Des limites compréhensibles
Certes fondatrice de SWIFT, Danielle Sturk n’en reste pas moins consciente de ses limites. Des limites qui peuvent cependant se comprendre.
« Le problème de SWIFT aujourd’hui, c’est que c’est une conférence seulement pour les femmes et les personnes qui s’identifient femmes. Il n’y a pas d’homme participant dedans. Or le vrai changement ne sera possible que quand on réussira à rejoindre et convaincre les hommes. Sans leur appui, le boys club ne changera pas.
« Mais dans un premier temps, c’était important de créer un environnement accueillant et sécuritaire pour les femmes, un lieu où elles pouvaient s’exprimer librement, sans peur d’être intimidées. Un lieu de confiance. »
Une stratégie qui convenait parfaitement aux intéressées. En effet, « la conférence était déjà complète un mois avant sa tenue, souligne la co-fondatrice franco-manitobaine. Ça montre bien l’intérêt définitif des femmes pour ce genre d’évènement ».
Danielle Sturk tient toutefois à préciser que si un certain nombre d’hommes dans le milieu du cinéma et du film font encore preuve de sexisme et de discrimination envers les femmes, voire de comportements inappropriés, les femmes ont tout de même aussi beaucoup d’alliés parmi les hommes.
« J’ai déjà travaillé avec des hommes producteurs, réalisateurs ou membres de l’équipe technique qui avaient une tolérance zéro envers le harcèlement sexuel et qui n’hésitaient pas à le rappeler », raconte-t-elle.

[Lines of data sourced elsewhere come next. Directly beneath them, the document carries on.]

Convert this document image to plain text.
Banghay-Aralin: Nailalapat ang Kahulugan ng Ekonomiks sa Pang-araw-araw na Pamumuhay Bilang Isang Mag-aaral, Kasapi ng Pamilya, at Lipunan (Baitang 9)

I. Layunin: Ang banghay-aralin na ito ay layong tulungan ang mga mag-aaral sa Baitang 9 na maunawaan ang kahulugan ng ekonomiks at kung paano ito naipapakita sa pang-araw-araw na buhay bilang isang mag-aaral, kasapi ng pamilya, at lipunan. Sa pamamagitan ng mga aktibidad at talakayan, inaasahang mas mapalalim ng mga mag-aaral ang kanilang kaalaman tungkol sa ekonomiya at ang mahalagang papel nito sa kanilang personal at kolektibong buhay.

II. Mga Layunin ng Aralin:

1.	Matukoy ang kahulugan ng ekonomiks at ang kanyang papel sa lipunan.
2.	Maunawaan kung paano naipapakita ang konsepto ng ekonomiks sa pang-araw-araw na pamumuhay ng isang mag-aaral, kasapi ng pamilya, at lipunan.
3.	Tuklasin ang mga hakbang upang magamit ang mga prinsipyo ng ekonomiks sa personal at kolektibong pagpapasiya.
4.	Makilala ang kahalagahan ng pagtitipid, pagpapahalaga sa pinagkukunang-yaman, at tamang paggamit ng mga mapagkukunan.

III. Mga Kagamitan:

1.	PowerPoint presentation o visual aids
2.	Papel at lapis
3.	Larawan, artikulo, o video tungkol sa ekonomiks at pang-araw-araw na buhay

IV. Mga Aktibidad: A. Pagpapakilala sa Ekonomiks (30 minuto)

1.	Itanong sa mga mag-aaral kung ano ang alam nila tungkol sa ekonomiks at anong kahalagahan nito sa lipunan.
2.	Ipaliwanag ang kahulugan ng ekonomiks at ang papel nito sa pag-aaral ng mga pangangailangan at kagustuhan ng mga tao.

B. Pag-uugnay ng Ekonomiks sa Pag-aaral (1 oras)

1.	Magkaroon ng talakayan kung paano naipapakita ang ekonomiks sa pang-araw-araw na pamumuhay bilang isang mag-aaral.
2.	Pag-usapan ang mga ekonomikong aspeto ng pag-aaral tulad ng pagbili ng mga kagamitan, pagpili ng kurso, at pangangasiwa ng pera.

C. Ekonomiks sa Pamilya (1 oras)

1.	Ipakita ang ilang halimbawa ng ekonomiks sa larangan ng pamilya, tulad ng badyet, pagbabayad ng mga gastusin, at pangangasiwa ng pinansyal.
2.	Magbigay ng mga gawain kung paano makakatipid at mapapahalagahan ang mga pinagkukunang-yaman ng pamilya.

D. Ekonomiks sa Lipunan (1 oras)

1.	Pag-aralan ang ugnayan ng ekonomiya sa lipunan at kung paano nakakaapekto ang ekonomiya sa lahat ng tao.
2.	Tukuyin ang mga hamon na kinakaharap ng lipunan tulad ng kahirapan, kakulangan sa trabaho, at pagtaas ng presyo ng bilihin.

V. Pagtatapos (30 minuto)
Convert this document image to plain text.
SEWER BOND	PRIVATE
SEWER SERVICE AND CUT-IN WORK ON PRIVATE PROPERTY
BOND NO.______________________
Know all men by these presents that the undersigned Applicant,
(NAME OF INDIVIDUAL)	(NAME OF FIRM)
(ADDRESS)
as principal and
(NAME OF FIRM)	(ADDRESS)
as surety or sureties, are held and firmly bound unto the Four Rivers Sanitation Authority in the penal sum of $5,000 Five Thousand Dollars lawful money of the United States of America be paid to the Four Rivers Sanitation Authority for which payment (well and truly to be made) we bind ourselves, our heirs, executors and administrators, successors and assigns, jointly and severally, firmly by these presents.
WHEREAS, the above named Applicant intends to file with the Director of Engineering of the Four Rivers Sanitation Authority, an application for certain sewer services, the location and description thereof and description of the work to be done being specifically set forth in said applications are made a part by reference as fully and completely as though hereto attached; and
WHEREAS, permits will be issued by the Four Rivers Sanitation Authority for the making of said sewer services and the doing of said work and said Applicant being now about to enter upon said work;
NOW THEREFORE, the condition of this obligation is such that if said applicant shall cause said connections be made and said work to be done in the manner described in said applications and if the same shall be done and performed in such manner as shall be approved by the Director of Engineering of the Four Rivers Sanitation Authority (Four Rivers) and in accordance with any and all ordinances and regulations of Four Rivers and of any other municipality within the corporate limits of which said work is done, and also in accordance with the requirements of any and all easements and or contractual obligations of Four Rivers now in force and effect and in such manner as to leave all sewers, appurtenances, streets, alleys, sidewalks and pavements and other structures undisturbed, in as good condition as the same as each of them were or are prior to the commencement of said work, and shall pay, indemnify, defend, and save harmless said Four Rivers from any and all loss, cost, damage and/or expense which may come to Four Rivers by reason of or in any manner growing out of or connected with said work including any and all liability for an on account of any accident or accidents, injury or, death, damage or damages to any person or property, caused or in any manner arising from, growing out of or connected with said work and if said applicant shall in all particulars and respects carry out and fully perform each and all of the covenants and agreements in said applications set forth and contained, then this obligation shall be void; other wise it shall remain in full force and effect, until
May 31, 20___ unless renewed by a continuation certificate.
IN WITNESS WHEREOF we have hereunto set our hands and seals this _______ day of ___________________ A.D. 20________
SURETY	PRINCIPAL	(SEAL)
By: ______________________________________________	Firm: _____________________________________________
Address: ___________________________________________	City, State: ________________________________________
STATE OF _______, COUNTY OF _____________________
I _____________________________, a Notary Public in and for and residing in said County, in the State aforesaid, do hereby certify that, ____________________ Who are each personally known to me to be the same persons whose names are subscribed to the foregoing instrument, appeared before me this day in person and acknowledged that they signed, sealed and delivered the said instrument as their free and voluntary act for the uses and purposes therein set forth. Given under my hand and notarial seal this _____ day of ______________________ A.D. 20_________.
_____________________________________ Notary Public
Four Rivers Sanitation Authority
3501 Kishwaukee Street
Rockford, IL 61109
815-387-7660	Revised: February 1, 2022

La conférence Canada SWIFT est de portée nationale, et c’est la première et la seule au Canada dédiée uniquement aux femmes.
Pour l’édition 2023, le Centre culturel franco-manitobain s’était par ailleurs allié à l’évènement en commanditant la réception de clôture avec deux musiciens francophones pour l’animer : Wilbert Chancy, originaire de Haïti, et Andrina Turenne, Franco-Manitobaine et Métisse.